Je ne sais plus dans quel poème Éluard disait : "l’amour c’est l’homme inachevé. Il me semble que l’on peut en dire autant de l’art."

(Lettre de Michèle Le Roux à Frédéric Benrath, 22 septembre 1969)

*

Je ne suis pas du tout armé pour aider qui que ce soit et même pour toi je n’apporte rien sinon la tempête. Je n’ai jamais eu l’âme consolatrice apportant l’équilibre et le calme. Je crains même que ma seule présence ne soit que le triste signe du malheur infini de l’homme. "Si grands sont mes maux que nul n’est de taille à en supporter le poids, sauf moi". Cette phrase n’est pas de moi mais de Sophocle. [...]
"Si tu plonges longuement ton regard dans l’abîme, l’abîme finit par ancrer son regard en toi". (Nietzsche)
Je pourrais écrire toutes mes lettres à l’aide de citations, la principale qualité de ces citations repose sur le fait qu’elles expriment en quelques mots des moments de réflexions souvent très longs. Et comme Œdipe, la clarté du soleil n’est pas faite pour moi, tout ce que j’entreprends est lié à l’obscur, à la nuit. L’un de mes premiers tableaux non-figuratifs s’intitulait L’Homme souterrain puis L’Âme souterraine. Par nature je suis resté fidèle à cette situation inconfortable et même je pense que cela s’est aggravé. […] Chacun redoute la solitude, moi tout le premier, mais cette solitude admise il faut l’assumer totalement. La mort est sans doute une certaine forme d’apothéose non pas au sens chrétien du terme, l’au-delà serait plutôt moléculaire, les effluves entre les êtres ne sont-elles pas des cellules vivantes ? Je n’en sais rien...
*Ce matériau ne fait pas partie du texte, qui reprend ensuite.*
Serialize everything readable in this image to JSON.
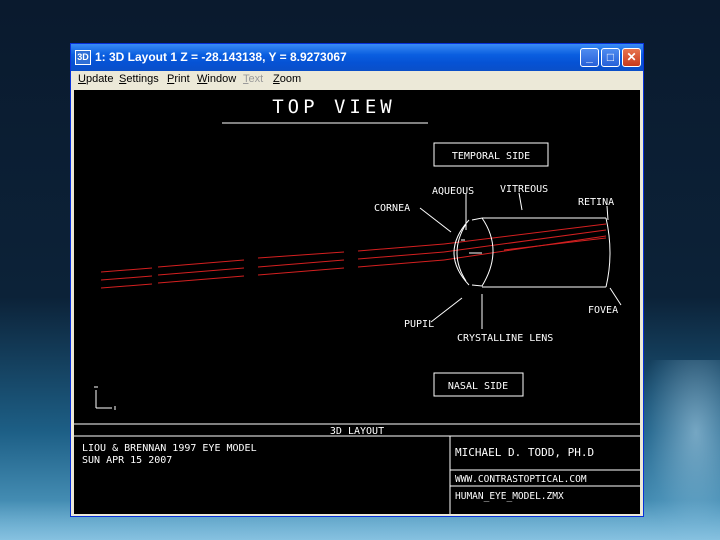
{
  "window": {
    "app_icon": "3D",
    "title": "1: 3D Layout 1 Z = -28.143138, Y = 8.9273067",
    "minimize_glyph": "_",
    "maximize_glyph": "□",
    "close_glyph": "✕"
  },
  "menu": {
    "items": [
      {
        "key": "U",
        "rest": "pdate"
      },
      {
        "key": "S",
        "rest": "ettings"
      },
      {
        "key": "P",
        "rest": "rint"
      },
      {
        "key": "W",
        "rest": "indow"
      },
      {
        "key": "T",
        "rest": "ext"
      },
      {
        "key": "Z",
        "rest": "oom"
      }
    ]
  },
  "layout": {
    "view_title": "TOP VIEW",
    "temporal_label": "TEMPORAL SIDE",
    "nasal_label": "NASAL SIDE",
    "labels": {
      "aqueous": "AQUEOUS",
      "vitreous": "VITREOUS",
      "cornea": "CORNEA",
      "retina": "RETINA",
      "pupil": "PUPIL",
      "fovea": "FOVEA",
      "crystalline_lens": "CRYSTALLINE LENS"
    },
    "footer": {
      "header": "3D LAYOUT",
      "model": "LIOU & BRENNAN 1997 EYE MODEL",
      "date": "SUN APR 15 2007",
      "author": "MICHAEL D. TODD, PH.D",
      "website": "WWW.CONTRASTOPTICAL.COM",
      "file": "HUMAN_EYE_MODEL.ZMX"
    }
  },
  "colors": {
    "ray": "#d42020",
    "lines": "#ffffff",
    "canvas": "#000000"
  }
}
(Lettre de Frédéric Benrath à Michèle Le Roux, 23 octobre 1969)

Esperluette

Compagnonnage, dialogue, influence réciproque, affinité ou sympathie : il n’est pas rare qu’un écrivain et un artiste empruntent des voies convergentes, qui s’interceptent pour mieux se poursuivre. En rapprochant deux œuvres et deux individus au travers d’entretiens, d’essais ou de correspondances, chaque titre de la collection « & » révèle les liens féconds qui attachent des modes d’expression artistique tantôt parents et tantôt dissemblables.

Mentoring, dialogue, reciprocal influence, affinity or sympathy : it is not unusual for a writer and an artist to follow convergent paths, crossing each other to better go on. By bringing together two works and two people through interviews, essays or correspondences, each title of the collection “&” reveals fertile links that bound together modes of artistic expression, sometimes related, sometimes dissimilar.